Questioning of the five men who were charged but not convicted of the murder of the black teenager Stephen Lawrence, had begun.
Jamie Acourt, one of the five who was being questioned on the stand at the time was rushed out of the chamber by police.
One man, apparently not connected with the Nation of Islam, was bundled over as he attempted to confront Mr Acourt.
The dead teenager's mother, Doreen Lawrence, took the inquiry microphone and pleaded for calm "for the safety of everybody" and to allow the witness to continue to be questioned.
For the first time there were three uniformed policemen, wearing knife-proof vests and carrying CS spray, handcuffs and collapsible batons, inside the private room at the inquiry building.
As they entered the building there were shouts of "murderers" and "racist scum" from the crowd, but there was no trouble.
Inside the chamber, which was almost full to its 250 capacity, there was strong support for the Lawrence family.
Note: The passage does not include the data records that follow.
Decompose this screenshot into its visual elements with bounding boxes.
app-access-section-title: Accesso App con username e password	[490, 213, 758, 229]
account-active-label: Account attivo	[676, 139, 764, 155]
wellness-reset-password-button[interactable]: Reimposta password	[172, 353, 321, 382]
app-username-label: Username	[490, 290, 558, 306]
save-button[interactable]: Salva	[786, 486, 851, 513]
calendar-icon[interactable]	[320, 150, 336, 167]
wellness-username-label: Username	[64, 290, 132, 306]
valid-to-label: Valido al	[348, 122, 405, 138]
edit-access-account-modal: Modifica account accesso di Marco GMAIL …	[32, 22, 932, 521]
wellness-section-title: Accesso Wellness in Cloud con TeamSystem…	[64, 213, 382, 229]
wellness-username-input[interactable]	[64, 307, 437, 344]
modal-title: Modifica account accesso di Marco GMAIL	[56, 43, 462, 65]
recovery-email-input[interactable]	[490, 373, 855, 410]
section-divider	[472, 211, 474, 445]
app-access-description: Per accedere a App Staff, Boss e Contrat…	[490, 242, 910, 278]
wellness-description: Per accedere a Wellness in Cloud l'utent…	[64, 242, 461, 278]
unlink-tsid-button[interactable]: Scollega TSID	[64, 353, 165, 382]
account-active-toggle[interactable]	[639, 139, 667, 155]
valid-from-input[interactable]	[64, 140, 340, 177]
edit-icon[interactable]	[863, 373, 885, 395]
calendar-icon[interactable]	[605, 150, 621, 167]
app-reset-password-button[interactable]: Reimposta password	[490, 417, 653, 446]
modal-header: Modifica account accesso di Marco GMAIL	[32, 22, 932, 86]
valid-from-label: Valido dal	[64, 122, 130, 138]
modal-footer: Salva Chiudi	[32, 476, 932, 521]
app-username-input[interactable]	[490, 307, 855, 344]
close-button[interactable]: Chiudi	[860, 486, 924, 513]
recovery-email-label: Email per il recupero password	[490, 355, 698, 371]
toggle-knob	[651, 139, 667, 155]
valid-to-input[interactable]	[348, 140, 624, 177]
About 20 stewards from the Stephen Lawrence Family Campaign sat between the witness stand and the public gallery which contained 30 of Nation of Islam members.
The stewards were wearing t-shirts with a picture of the dead teenager on the front and the words "Murdered by racists, killers on the loose" underneath.
Inquiry chairman, Sir William Macpherson of Cluny has ruled that it is unrealistic to refer to the five men as anything other than "the suspects", but on Monday morning he repeated his decision that he would rule "on the hoof" on the admissibility of individual questions from Mr Mansfield.
But the inquiry chairman has also agreed they must not be allowed to use their appearance as a platform to maintain their innocence.
This is the first time the five men will have spoken in public about a murder that has become the most notorious racial killing in the country.